Safety kit is solid too, as AEB with pedestrian and cyclist detection, lane departure warning and lane keep assist, lane follow assist, blind spot warning and rear cross traffic alert feature.

It’s just a shame that some of the materials inside are still far from the quality we’d expect, especially on the dash fascia, just like with the standard i20. The deep exhaust note caused a few trim buzzes and rattles in our test car too, although we’re sure these will be eradicated when right-hand drive production models land.

At 352 litres the boot is the same size as in the regular i20, and because the N is available as a five-door only, access to the rear is easy – plus there’s enough space once you’re sat there. The front bucket seats could grab your body a little tighter, but they’re not bad and don’t eat into the room inside much.

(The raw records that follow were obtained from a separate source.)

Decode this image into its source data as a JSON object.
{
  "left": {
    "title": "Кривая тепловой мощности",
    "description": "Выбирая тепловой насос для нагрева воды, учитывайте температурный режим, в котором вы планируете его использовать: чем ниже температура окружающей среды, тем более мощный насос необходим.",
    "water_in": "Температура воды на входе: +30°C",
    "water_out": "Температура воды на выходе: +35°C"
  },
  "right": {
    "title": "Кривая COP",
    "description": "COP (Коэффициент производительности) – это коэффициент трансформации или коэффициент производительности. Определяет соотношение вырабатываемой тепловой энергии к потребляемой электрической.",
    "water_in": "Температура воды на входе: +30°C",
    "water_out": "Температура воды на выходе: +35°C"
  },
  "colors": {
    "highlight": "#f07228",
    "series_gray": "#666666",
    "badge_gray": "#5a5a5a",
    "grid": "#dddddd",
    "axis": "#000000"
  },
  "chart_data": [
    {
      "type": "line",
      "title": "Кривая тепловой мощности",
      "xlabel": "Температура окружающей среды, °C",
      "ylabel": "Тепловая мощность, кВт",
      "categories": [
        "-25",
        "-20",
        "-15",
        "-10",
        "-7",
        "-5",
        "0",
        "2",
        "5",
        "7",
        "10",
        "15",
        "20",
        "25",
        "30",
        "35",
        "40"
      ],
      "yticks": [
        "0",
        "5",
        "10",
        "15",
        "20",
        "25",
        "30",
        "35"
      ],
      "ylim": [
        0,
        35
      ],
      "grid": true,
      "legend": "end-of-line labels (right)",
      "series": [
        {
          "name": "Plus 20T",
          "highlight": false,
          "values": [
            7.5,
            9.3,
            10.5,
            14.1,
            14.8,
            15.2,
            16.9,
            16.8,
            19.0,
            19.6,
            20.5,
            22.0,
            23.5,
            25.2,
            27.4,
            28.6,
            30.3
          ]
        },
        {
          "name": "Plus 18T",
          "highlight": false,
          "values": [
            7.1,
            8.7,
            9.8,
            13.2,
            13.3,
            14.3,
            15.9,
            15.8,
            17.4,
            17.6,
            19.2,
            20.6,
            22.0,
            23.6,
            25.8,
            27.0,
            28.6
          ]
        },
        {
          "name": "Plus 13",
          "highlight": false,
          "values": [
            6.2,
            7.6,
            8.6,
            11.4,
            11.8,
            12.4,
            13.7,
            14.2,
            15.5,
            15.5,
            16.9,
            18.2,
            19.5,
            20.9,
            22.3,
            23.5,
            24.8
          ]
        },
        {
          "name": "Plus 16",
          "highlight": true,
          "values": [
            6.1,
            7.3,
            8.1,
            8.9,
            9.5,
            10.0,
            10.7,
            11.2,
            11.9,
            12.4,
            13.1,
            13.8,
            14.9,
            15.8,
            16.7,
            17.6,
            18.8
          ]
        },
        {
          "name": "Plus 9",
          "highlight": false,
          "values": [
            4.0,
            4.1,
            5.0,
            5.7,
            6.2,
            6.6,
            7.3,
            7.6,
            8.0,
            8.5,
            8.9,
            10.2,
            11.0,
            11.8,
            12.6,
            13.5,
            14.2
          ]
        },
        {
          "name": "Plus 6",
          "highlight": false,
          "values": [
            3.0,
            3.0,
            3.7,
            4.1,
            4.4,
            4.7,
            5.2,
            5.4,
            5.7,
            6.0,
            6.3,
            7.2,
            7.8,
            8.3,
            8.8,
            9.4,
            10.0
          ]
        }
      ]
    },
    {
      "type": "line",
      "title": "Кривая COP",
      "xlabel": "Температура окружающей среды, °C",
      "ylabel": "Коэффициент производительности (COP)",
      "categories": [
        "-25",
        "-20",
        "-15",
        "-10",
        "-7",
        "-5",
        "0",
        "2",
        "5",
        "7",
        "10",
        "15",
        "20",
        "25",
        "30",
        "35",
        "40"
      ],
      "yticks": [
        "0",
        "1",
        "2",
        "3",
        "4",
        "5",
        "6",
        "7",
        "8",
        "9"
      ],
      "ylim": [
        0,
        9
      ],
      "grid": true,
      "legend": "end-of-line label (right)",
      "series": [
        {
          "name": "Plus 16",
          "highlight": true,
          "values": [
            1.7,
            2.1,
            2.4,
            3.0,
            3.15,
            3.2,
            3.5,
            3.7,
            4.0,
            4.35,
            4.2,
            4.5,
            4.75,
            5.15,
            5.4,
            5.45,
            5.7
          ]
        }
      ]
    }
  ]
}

Efficiency is yet to be confirmed, but we’d expect claimed fuel economy in the region of 7L per 100km.

Pricing has been announced now and is $32,490 plus on-roads, a shade over the Ford Fiesta ST.

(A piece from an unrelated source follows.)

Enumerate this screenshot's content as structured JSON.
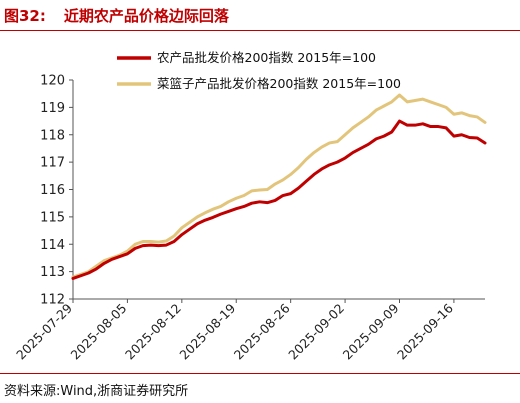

Overall, i20 N is a small car with a big personality that’s recognisably a product of Hyundai’s N division – the performance sub-brand that’s carving out an MO all of its own, which we applaud. However, while the i20 N’s chassis serves up the level of aggression and ability that we want from a hardcore little hatchback, the engine’s character doesn’t quite match it.

The i20’s practicality, equipment, tech, and proposed price mean that there’s plenty on offer here in what feels like an accomplished package.